結婚前後には精神的に荒れたり病んだりした時期もあったが、実家を出てからは「優しい人だね」と言われることが多くなった。

相手の心情を汲み取り、なぜそう感じるのかに思いを馳せる癖がついているからだと思う。それと、自分自身が「変な家の変な子」として扱われてきたからこそ、自分と違うタイプの人を見ても「排除したい」という攻撃的な欲求が湧かないのも大きい気がする。
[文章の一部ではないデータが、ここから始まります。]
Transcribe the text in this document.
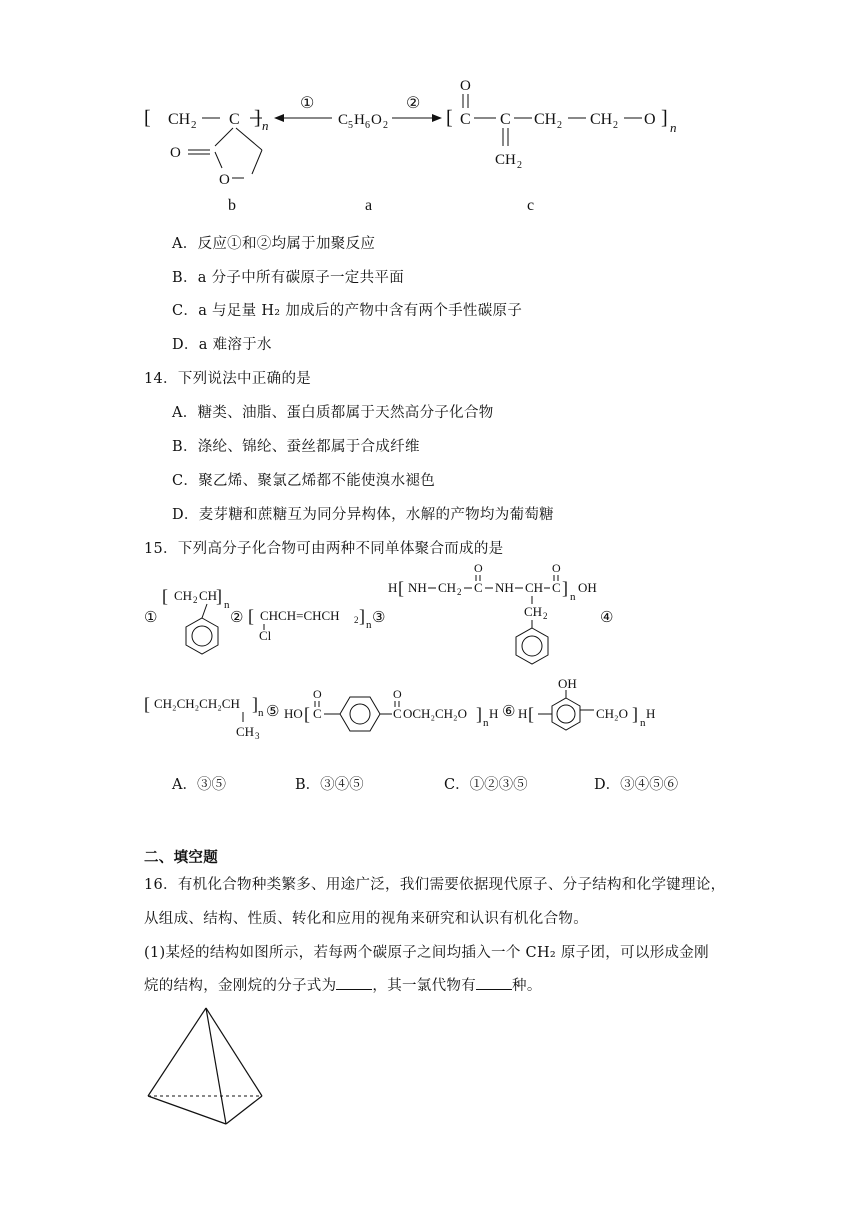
[ CH 2 C ] n
O
O
①
C 5 H 6 O 2
②
[ C
O
C
CH 2
CH 2 CH 2 O ] n
b	a	c
A．反应①和②均属于加聚反应
B．a 分子中所有碳原子一定共平面
C．a 与足量 H₂ 加成后的产物中含有两个手性碳原子
D．a 难溶于水
14．下列说法中正确的是
A．糖类、油脂、蛋白质都属于天然高分子化合物
B．涤纶、锦纶、蚕丝都属于合成纤维
C．聚乙烯、聚氯乙烯都不能使溴水褪色
D．麦芽糖和蔗糖互为同分异构体，水解的产物均为葡萄糖
15．下列高分子化合物可由两种不同单体聚合而成的是
①
[ CH 2 CH
] n
② [ CHCH=CHCH 2 ] n
Cl
③
H [ NH CH 2 C
O
NH CH C
O
] n
OH
CH 2	④
[ CH₂CH₂CH₂CH ] n
CH 3
⑤ HO [ C
O
C
O
OCH₂CH₂O ] n
H ⑥ H [
OH
CH₂O ] n
H
A．③⑤	B．③④⑤	C．①②③⑤	D．③④⑤⑥
二、填空题
16．有机化合物种类繁多、用途广泛，我们需要依据现代原子、分子结构和化学键理论，
从组成、结构、性质、转化和应用的视角来研究和认识有机化合物。
(1)某烃的结构如图所示，若每两个碳原子之间均插入一个 CH₂ 原子团，可以形成金刚
烷的结构，金刚烷的分子式为 ，其一氯代物有 种。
現在わたしはライターという仕事をしているが、そこでもこの「優しさ」が良い効果をもたらしてくれている。クライアントがどんな文章を求めているのか、読者が何を読みたくてこの記事を読むのか、そのあたりを想像しながら書く力を評価していただけることが多い。

そういうことをリアルで言うと「親の顔をうかがってきたからそうなってしまったのね、かわいそうに」と言われるが、わたしは自分のことを「かわいそう」だなんてまったく思わない。

実は、わたしは幼いころは無神経にズバズバ物を言う、ちょっとイヤな子どもだったのだ。もし「普通の家」で育ったら、そのままデリカシーのない人間に育ち、今ごろ周囲の人から「あの人はちょっと配慮に欠けるよね」なんて言われていたかもしれない。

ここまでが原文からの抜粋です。